IKEA Billy Bookcase Built-ins Hack

By Corbin


The first step is to remove the baseboards and carpet. You will not want to build something like this on top of the carpet. To remove the carpet I just used a utility knife, but I know there are also special tools that you can use to make the job easier. 

Step 1

After the carpet and baseboards were out of the way we started building the base that we would place the billy bookcases on. We have an 8-foot wall and the billy bookcase is only 6 1/2 feet tall so we decide to put them on top of a 6-inch platform to get them a little closer to the ceiling. 

Step 2

Assemble the billy bookcases.

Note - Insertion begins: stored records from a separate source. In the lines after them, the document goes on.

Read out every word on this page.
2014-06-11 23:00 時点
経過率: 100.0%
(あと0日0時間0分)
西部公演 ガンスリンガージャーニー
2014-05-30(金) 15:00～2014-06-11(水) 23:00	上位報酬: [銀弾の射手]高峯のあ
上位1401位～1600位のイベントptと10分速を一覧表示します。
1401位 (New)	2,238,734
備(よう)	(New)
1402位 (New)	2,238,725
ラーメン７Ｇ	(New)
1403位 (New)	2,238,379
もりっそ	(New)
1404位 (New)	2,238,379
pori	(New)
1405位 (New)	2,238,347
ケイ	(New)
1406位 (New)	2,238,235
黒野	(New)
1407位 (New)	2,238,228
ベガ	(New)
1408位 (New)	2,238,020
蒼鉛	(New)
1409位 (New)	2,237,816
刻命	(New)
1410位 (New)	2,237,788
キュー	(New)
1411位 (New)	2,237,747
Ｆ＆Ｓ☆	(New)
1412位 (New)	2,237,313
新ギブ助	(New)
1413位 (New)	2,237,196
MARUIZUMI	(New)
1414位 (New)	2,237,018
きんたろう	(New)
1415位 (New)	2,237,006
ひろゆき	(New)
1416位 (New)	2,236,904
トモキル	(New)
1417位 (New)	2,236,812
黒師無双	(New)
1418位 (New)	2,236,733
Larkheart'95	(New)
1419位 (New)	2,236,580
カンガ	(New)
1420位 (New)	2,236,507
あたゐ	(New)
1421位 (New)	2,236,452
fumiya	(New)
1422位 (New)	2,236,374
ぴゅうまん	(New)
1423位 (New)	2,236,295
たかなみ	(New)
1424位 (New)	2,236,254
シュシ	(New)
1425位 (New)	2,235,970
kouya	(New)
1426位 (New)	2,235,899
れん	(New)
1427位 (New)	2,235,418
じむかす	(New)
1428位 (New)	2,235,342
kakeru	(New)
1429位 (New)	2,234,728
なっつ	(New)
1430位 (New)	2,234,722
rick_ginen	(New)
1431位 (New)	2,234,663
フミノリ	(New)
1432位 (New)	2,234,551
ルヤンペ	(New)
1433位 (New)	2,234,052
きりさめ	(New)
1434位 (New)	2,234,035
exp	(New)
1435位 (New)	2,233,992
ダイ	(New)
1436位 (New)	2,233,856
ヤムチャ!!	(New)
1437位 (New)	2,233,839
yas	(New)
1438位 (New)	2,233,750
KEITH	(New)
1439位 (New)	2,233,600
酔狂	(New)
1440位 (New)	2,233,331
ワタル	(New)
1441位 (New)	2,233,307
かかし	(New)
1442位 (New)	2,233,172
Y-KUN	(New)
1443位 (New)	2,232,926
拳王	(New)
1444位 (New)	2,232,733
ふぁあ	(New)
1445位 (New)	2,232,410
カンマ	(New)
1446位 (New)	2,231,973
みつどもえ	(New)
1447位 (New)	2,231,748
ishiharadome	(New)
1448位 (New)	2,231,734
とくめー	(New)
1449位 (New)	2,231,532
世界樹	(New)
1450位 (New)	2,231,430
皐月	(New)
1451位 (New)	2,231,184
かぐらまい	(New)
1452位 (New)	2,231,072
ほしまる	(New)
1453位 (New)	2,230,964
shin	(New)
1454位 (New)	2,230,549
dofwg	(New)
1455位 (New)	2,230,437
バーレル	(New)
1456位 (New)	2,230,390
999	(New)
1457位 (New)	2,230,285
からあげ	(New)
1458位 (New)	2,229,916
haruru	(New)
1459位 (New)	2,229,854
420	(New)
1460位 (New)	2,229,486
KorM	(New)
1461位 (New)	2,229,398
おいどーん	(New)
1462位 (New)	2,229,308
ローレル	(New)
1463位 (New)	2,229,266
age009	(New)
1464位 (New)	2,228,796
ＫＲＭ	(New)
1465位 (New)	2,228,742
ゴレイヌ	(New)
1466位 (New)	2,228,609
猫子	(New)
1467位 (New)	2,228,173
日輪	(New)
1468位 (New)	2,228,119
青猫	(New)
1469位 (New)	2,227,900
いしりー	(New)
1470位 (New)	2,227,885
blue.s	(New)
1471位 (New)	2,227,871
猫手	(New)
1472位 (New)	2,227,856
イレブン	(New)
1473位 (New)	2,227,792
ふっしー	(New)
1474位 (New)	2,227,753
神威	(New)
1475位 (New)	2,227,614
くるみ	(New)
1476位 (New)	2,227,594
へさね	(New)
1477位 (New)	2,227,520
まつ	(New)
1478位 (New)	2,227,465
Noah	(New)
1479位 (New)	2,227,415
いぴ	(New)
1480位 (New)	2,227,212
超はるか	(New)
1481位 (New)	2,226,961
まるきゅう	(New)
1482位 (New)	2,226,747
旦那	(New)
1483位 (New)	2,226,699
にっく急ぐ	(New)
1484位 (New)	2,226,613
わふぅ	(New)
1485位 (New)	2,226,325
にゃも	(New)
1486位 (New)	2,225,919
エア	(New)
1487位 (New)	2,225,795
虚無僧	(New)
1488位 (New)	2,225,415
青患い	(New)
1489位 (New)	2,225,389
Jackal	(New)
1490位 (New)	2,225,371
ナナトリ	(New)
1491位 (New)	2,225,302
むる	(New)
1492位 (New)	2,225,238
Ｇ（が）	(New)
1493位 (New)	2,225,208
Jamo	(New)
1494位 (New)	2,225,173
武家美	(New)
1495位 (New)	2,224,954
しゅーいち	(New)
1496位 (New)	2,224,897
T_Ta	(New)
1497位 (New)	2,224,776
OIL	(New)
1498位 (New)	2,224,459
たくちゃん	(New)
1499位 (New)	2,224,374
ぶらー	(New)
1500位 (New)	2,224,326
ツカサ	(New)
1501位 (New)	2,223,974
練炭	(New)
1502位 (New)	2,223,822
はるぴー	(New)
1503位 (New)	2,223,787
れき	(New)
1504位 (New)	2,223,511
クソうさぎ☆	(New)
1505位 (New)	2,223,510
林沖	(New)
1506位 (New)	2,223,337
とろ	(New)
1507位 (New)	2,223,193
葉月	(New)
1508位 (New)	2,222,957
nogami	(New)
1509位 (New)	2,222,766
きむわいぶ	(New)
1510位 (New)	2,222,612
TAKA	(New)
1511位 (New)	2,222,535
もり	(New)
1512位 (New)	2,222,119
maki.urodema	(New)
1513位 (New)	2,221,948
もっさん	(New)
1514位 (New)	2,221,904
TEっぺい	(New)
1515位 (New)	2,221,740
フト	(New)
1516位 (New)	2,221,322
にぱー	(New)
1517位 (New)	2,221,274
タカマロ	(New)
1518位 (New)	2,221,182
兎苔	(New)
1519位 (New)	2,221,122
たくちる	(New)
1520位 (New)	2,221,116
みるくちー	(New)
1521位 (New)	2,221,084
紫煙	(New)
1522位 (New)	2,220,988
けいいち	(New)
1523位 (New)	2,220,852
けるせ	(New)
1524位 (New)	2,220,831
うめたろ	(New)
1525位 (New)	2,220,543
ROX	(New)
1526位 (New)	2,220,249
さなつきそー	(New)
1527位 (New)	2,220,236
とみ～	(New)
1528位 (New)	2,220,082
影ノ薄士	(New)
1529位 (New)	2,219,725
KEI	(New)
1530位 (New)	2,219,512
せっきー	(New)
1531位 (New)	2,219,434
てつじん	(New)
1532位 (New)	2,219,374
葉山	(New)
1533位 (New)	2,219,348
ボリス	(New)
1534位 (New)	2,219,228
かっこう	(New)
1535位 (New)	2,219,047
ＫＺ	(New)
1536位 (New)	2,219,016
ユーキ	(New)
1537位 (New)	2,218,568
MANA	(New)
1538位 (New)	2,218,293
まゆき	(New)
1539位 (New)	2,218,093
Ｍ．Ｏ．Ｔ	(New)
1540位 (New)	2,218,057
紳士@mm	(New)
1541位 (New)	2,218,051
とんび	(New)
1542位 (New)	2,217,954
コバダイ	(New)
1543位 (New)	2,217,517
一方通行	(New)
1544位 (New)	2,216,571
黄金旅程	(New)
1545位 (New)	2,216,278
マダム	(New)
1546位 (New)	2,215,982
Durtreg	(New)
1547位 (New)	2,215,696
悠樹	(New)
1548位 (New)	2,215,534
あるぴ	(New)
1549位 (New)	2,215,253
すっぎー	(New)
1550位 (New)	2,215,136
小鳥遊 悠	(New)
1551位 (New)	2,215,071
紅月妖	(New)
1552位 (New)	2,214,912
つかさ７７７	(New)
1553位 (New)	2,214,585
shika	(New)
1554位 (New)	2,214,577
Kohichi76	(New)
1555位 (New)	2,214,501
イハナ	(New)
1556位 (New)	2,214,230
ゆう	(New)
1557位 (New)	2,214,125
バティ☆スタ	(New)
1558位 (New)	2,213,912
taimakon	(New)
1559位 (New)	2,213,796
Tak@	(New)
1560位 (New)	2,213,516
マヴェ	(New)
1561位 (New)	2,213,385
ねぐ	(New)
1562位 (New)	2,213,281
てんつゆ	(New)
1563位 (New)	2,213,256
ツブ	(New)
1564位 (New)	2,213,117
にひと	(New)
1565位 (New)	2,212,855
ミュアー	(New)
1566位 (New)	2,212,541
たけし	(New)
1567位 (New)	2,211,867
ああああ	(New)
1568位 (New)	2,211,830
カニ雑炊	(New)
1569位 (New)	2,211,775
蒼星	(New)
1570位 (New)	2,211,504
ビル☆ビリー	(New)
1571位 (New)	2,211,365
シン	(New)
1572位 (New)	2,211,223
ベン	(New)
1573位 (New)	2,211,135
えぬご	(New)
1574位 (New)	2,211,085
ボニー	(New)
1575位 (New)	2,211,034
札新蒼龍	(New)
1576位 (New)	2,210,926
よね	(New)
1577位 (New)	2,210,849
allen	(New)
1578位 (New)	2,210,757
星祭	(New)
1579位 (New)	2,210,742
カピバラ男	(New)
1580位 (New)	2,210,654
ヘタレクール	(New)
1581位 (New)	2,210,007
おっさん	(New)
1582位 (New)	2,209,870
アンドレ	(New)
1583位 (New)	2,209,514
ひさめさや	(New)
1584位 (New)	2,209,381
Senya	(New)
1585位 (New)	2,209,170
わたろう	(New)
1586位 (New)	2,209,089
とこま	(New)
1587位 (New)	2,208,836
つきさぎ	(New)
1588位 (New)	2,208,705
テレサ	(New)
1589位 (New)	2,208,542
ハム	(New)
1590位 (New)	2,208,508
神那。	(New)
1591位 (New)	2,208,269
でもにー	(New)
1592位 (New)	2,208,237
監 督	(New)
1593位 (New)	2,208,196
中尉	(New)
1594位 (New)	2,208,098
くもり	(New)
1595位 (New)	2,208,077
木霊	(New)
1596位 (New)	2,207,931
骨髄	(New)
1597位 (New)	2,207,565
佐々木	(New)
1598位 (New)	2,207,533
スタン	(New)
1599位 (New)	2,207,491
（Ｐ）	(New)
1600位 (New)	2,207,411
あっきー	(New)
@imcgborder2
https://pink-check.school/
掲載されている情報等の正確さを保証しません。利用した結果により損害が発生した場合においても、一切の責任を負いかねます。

We decided to shave off the back of the bookcases and use some smooth 1/4 inch plywood for the backing. This is completely optional, and honestly, if I were to do this again, I wouldn’t shave off the back.

Step 3

Next, we need to build the support to attach the bookcase to the wall. This is what gives them that “built-in” look. We took a common 1x6x8 and attached it to the side of the wall. Then we used 4 pieces of scape wood to bring the support 11 inches wide.

Step 4

Screw in your bookcase to the sides of the supports that you just built.

Step 5

It is time to start making those bookcases look built-in and beautiful. Start first by adding MDF board to the baseboard. The base is 6 inches high so we just got a 6 inch wide MDF board and slapped it on there with a brad nailer. Because we wanted our base to stick out a few inches we covered the top 2 inches with MDF board as well. 

Step 6

Add MDF trim to the shelves for a thicker more custom shelf look. You can use whatever size MDF you choose, but we went with 1 1/2 inch.

Step 7

To fill in the gap between the ceiling and the bookcase we used the 3/4 inch birch plywood. We attached these pieces to the same board for the bookcase.

Step 8

We took a little bit of a lazy route for the crown molding. We kept it simple with a single piece of MDF across the top. Like I said this is kind of a lazy/easy way to do the molding. Don’t forget to cut your end at a 45-degree angle for clean joints.

Step 9

Now it is time to fill in nail holes with some spackle. If you have any nails that are sticking up a bit a recommend using a nail set to the nail flush with the wood. After all your holes are dry go through and give them a lite sand with 220 grit sandpaper.

Step 10

Use paintable caulk to fill in all the cracks and joints where you attached the MDF boards

Step 11

Paint. I recommend using a paint sprayer for this job. We ended up painting with a roller and brush, but it would have been so much better and faster if we used a paint sprayer.